- Modern-day portrait of María la Grande

Cacica of the southern Tehuelche people from the Strait of Magellan and the Patagonian coast
- Reign: First half of the 19th century
- Successor: Casimiro Biguá
- Born: c. 1789 Disputed
- Died: c. 1841–47 Patagonia
- Issue: 5
- Father: Vicente
- Citizenship: Tehuelche

= María la Grande =

19th-century indigenous leader from Patagonia

María (c. 1789 – c. 1841–47), better known as María la Grande or María Grande (English: María the Great), was the Christian name of a woman who served as the cacica of the southern Tehuelche people who lived in the Strait of Magellan and the Patagonian coast during the first half of the 19th century. Her direct domain was focused in the territory of the Bay of San Gregorio, in the present-day Chilean region of Magallanes, although she was called upon in other Patagonian regions when a conflictive situation required her judgment.

María was a leader of great prestige and power among the Tehuelche people, known for her skills as a ruler and merchant with European settlers and explorers. She is considered one of the most prominent figures in the history of Patagonia. Her influence covered the entirety of Argentine Patagonia, from the Río Negro to the Strait of Magellan.

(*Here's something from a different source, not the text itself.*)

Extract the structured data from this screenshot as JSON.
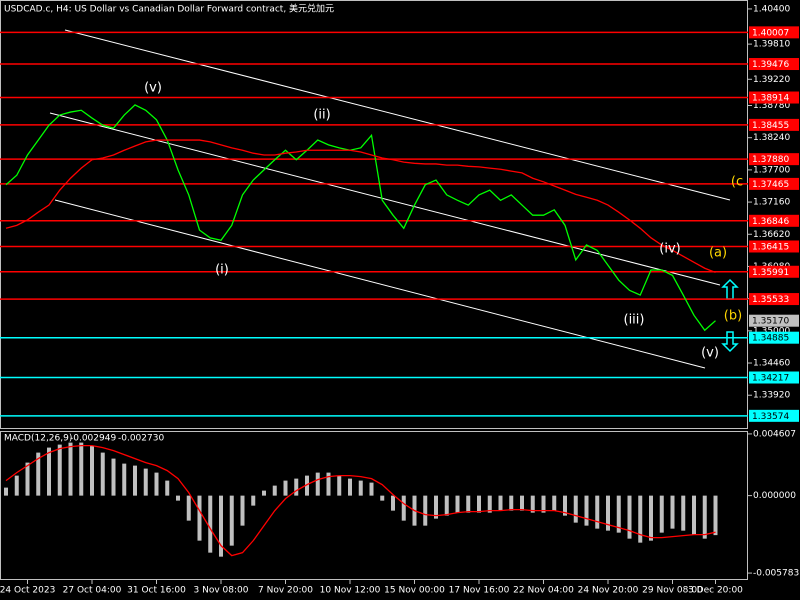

During her rule, she came into contact with the expeditions of James Weddell, Phillip Parker King, Robert FitzRoy and Luis Vernet, among others. The epithet "the Great"—a reference to Catherine II of Russia—was given to María by the latter upon meeting her in the Valdes Peninsula, in the present-day Argentine province of Chubut, in 1828. After being appointed as the commander of the Falkland Islands (Spanish: Islas Malvinas) in 1831 by the Argentine government, Vernet invited María to the islands for the purpose of establishing trade relations between their territories.